ADF STAFF
Dr. Joseph Muvawala stood before Ugandan journalists on July 7 with pages full of COVID-19 case numbers and a stern message.
“The lockdown,” he said, “is working.”
The executive director of Uganda’s National Planning Authority (NPA) based his conviction on data from a forecasting tool that makes biweekly predictions of new infections and helps health authorities decide whether to implement or modify countermeasures.
The authority collaborated with an international team of scientists led by a group at Pennsylvania State University in the United States to develop the tool for African countries.
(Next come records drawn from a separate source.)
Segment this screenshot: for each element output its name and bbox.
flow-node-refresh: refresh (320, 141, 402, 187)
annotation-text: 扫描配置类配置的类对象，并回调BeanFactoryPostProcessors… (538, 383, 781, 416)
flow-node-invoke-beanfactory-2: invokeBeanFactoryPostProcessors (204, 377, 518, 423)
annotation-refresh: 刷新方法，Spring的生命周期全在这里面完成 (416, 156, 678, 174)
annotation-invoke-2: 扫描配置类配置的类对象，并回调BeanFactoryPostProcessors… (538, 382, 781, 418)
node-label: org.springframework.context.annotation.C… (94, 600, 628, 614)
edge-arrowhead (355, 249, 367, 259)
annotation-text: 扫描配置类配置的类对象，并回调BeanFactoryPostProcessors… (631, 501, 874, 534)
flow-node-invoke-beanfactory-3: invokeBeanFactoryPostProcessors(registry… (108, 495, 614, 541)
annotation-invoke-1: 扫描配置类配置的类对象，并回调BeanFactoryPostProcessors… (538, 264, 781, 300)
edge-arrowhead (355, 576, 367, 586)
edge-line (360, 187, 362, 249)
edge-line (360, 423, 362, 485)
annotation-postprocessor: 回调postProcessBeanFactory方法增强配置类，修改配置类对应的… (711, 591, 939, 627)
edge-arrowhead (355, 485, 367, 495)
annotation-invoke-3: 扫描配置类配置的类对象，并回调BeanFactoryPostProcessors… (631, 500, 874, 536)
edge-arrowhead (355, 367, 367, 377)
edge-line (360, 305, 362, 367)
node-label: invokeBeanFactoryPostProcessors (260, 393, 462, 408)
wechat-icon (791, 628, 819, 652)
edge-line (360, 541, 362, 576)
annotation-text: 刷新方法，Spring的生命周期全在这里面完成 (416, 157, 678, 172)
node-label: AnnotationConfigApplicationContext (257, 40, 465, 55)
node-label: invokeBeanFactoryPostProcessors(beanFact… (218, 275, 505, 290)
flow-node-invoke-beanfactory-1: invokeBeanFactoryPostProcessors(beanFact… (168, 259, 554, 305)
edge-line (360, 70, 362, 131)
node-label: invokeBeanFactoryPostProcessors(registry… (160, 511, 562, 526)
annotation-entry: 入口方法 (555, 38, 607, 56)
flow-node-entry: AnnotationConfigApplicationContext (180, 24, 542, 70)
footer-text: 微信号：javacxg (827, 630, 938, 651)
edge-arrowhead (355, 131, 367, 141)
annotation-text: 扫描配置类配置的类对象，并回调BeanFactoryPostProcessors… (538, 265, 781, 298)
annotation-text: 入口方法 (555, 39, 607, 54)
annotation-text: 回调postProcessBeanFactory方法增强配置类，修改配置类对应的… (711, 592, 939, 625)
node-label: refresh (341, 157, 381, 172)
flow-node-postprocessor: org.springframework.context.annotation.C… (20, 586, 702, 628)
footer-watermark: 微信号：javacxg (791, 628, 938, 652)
It uses available case data, population, economic status, current mitigation efforts and meteorological data from satellites to project how COVID-19 could spread.
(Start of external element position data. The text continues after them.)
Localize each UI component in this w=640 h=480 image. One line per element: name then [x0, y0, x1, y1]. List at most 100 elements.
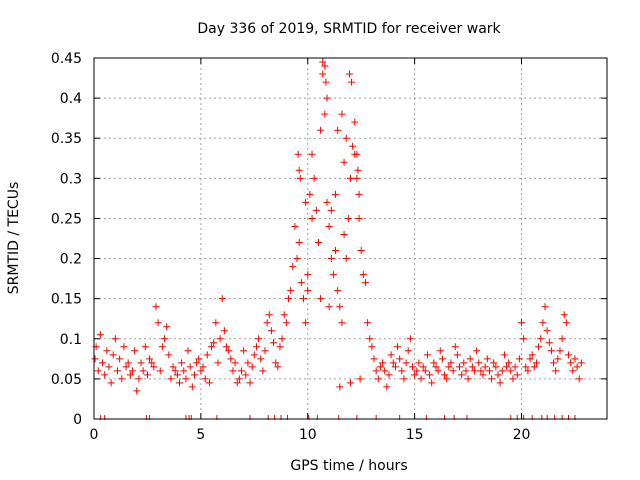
data-point [109, 351, 117, 359]
data-point [131, 347, 139, 355]
data-point [334, 287, 342, 295]
data-point [535, 343, 543, 351]
x-tick-label: 15 [406, 427, 424, 443]
data-point [567, 359, 575, 367]
data-point [359, 271, 367, 279]
x-tick-label: 10 [299, 427, 317, 443]
data-point [347, 174, 354, 182]
data-point [332, 190, 340, 198]
data-point [212, 319, 220, 327]
y-tick-label: 0.45 [51, 51, 82, 67]
data-point [186, 363, 194, 371]
data-point [436, 347, 444, 355]
data-point [426, 371, 434, 379]
data-point [248, 363, 256, 371]
plot-frame [93, 57, 608, 420]
data-point [250, 351, 258, 359]
data-point [498, 367, 506, 375]
data-point [133, 387, 141, 395]
data-point [304, 271, 312, 279]
data-point [503, 363, 511, 371]
data-point [308, 150, 316, 158]
data-point [522, 363, 530, 371]
data-point [167, 375, 175, 383]
data-point [434, 367, 442, 375]
data-point [169, 363, 177, 371]
data-point [468, 363, 476, 371]
data-point [126, 371, 134, 379]
data-point [327, 206, 335, 214]
data-point [312, 206, 320, 214]
data-point [537, 335, 545, 343]
data-point [419, 363, 427, 371]
data-point [193, 359, 201, 367]
x-tick-labels: 0 5 10 15 20 [90, 427, 531, 443]
data-point [342, 134, 350, 142]
data-point [304, 287, 312, 295]
data-point [518, 319, 525, 327]
y-tick-label: 0.3 [60, 171, 82, 187]
data-point [114, 367, 122, 375]
y-tick-label: 0.1 [60, 332, 82, 348]
data-point [299, 295, 307, 303]
data-point [199, 363, 207, 371]
data-point [354, 166, 362, 174]
data-point [332, 247, 340, 255]
data-point [372, 367, 380, 375]
data-point [552, 367, 560, 375]
data-point [176, 379, 183, 387]
data-point [178, 359, 186, 367]
data-point [402, 359, 410, 367]
data-point [385, 371, 393, 379]
data-point [404, 347, 412, 355]
data-point [308, 214, 316, 222]
data-point [364, 319, 372, 327]
data-point [317, 126, 325, 134]
data-point [351, 118, 359, 126]
data-point [408, 363, 416, 371]
data-point [295, 239, 303, 247]
data-point [545, 339, 553, 347]
data-point [477, 367, 485, 375]
data-point [470, 367, 478, 375]
data-point [524, 367, 532, 375]
data-point [278, 335, 286, 343]
data-point [383, 383, 391, 391]
data-point [246, 379, 254, 387]
data-point [329, 271, 337, 279]
y-axis-label: SRMTID / TECUs [6, 182, 22, 295]
data-point [496, 379, 504, 387]
data-point [569, 367, 577, 375]
data-point [244, 359, 252, 367]
data-point [105, 363, 113, 371]
data-point [430, 359, 438, 367]
data-point [161, 335, 169, 343]
data-point [319, 58, 327, 66]
data-point [190, 371, 198, 379]
data-point [547, 347, 555, 355]
data-point [188, 383, 196, 391]
x-tick-label: 0 [90, 427, 99, 443]
data-point [223, 343, 231, 351]
data-point [225, 347, 233, 355]
data-point [111, 335, 119, 343]
data-point [481, 363, 489, 371]
data-point [94, 367, 102, 375]
data-point [261, 347, 269, 355]
data-point [233, 379, 241, 387]
data-point [348, 78, 356, 86]
data-point [492, 363, 500, 371]
data-point [357, 247, 365, 255]
data-point [321, 62, 329, 70]
data-point [240, 347, 248, 355]
data-point [306, 190, 314, 198]
y-tick-label: 0.25 [51, 211, 82, 227]
data-point [541, 303, 549, 311]
data-point [573, 363, 581, 371]
data-point [154, 319, 162, 327]
y-tick-label: 0.15 [51, 292, 82, 308]
data-point [327, 255, 335, 263]
data-point [355, 190, 363, 198]
data-point [389, 359, 397, 367]
data-point [479, 371, 487, 379]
The scientists created a set of easy-to-interpret visualization tools, put them online with open-source coding, and worked closely with Ugandan planners and economists on implementation.
Project lead Professor Steven Schiff, who founded the Penn State Center for Neural Engineering, worked for 15 years with Ugandan hospitals, planners, economists, and policymakers on predictive mapping of infant infections and birth defects.
“When the COVID-19 pandemic began, we had this unusual team of scientists hard at work on implementing P3H (predictive, personalized public health) in Africa,” he said in an article on Penn State’s website.
“We thought that we had much we could contribute toward the fight against this new virus. It was critical to make sure this was a framework that people who make policy can use and apply in their work.”
Schiff’s team includes Paddy Ssentongo, assistant research professor of engineering science and mechanics, who is originally from Uganda.
Ssentongo said the diverse dynamics of COVID-19 in Africa necessitated a tool that could capture and interpret complex data.
“If we just wait for patients to become sick with COVID-19, we’re already losing,” he said. “The best thing to do is prevention.”
Working with the scientists, Abraham Muwanguzi, NPA manager of science and technology, gave the modeling tool to Uganda’s Ministry of Health to analyze COVID-19 trends.
It has had major real-world implications.
“In September and October of 2020, at the peak of COVID cases, the model projected an increase in cross-border cases, prompting the government to close our border,” he said. “We had fewer cases than projected because we were able to mitigate a predicted source that was captured well in the model.”
The tool also helps the country plan how to allocate resources.
“In March and April of this year, the model projected a tremendous drop in cases,” Muwanguzi said. “Our hospital centers started emptying out — there really were fewer cases. We could then scale down operations and reappropriate resources to other areas of need.”
On June 18, however, Uganda began a 42-day lockdown after new cases spiked from fewer than 100 at the end of May to nearly 2,000. The week after the lockdown started, the model projected 11,222 new cases if no countermeasures were adopted.
The NPA says the predictive tool has proven to be 97% accurate.
But the forecasts are only as good as the data provided.
“We hope other countries in Africa will not only use this tool, but also collaborate to make sure they are integrating data in terms of testing and reporting cases,” Ssentongo said. “The tool is a roadmap to tell a country how the pandemic is evolving and where the country is going.
“It’s successful if the country sees the projections, implements mitigation efforts and sees a lower number of actual cases.”